I’ve seen many association chief executives at the state and national level crash and burn early in their tenure despite being true experts in their professional fields. I’m reminded of a state K-12 association executive director who reached out to me several years ago to serve as his one-on-one coach since he’d run into serious trouble in his first year at the helm. Like Deb, he brought rich, successful K-12 executive experience to the job. But over the course of two coaching sessions, it was clear to me that he was such a poor fit with his new chief executive position that he needed to resign and return to the helm of a district as soon as practicable. His problem wasn’t lack of technical skills like strategic planning, financial management, etc., or abundant K-12 knowledge and experience. His nemesis was a matter of temperament. While he was a K-12 policy virtuoso who as a superintendent had loved figuring out how to deal with complex educational issues, he derived scant pleasure from a staple of the association profession: managing complex relationships with myriad stakeholders, including not only membership groups and the association board, but also legislators and executives in the state education department, sister state association executives, foundation officers…..on and on.. He found so much people process draining and dispiriting, which naturally made him a poor fit with the association he’d joined. Fortunately, he resigned soon enough to salvage his reputation and find another superintendent position.
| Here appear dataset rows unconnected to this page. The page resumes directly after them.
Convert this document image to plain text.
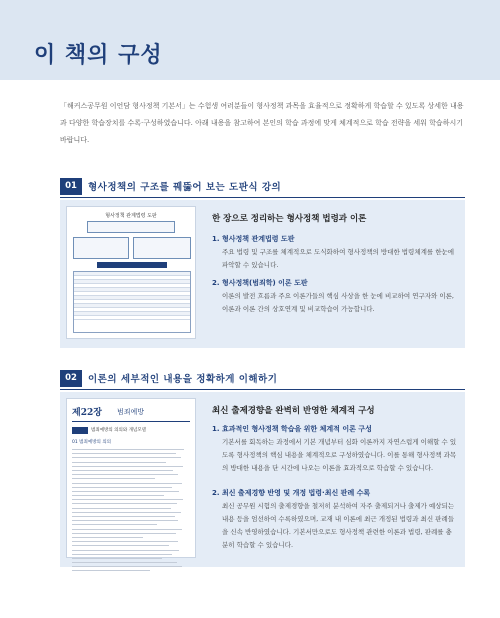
이 책의 구성
「해커스공무원 이언담 형사정책 기본서」는 수험생 여러분들이 형사정책 과목을 효율적으로 정확하게 학습할 수 있도록 상세한 내용과 다양한 학습장치를 수록·구성하였습니다. 아래 내용을 참고하여 본인의 학습 과정에 맞게 체계적으로 학습 전략을 세워 학습하시기 바랍니다.
01	형사정책의 구조를 꿰뚫어 보는 도판식 강의
형사정책 관계법령 도판	한 장으로 정리하는 형사정책 법령과 이론
1. 형사정책 관계법령 도판
주요 법령 및 구조를 체계적으로 도식화하여 형사정책의 방대한 법령체계를 한눈에 파악할 수 있습니다.
2. 형사정책(범죄학) 이론 도판
이론의 발전 흐름과 주요 이론가들의 핵심 사상을 한 눈에 비교하여 연구자와 이론, 이론과 이론 간의 상호연계 및 비교학습이 가능합니다.
02	이론의 세부적인 내용을 정확하게 이해하기
제22장 범죄예방
범죄예방의 의의와 개념모델
01 범죄예방의 의의
최신 출제경향을 완벽히 반영한 체계적 구성
1. 효과적인 형사정책 학습을 위한 체계적 이론 구성
기본서를 회독하는 과정에서 기본 개념부터 심화 이론까지 자연스럽게 이해할 수 있도록 형사정책의 핵심 내용을 체계적으로 구성하였습니다. 이를 통해 형사정책 과목의 방대한 내용을 단 시간에 나오는 이론을 효과적으로 학습할 수 있습니다.
2. 최신 출제경향 반영 및 개정 법령·최신 판례 수록
최신 공무원 시험의 출제경향을 철저히 분석하여 자주 출제되거나 출제가 예상되는 내용 등을 엄선하여 수록하였으며, 교재 내 이론에 최근 개정된 법령과 최신 판례들을 신속 반영하였습니다. 기본서만으로도 형사정책 관련한 이론과 법령, 판례를 충분히 학습할 수 있습니다.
Deb, by contrast, as you’ll learn from our interview, spent three months thinking seriously about her fit with the demands of a state association before applying for the MASA Executive Director position. She knew herself intimately enough to be confident that she would not only survive, but thrive, in an environment that placed a premium on relationship management. She also realized before throwing her hat in the ring that she would succeed at working with an association board very different from the typical school board and addressing issues very different from those facing the typical school board.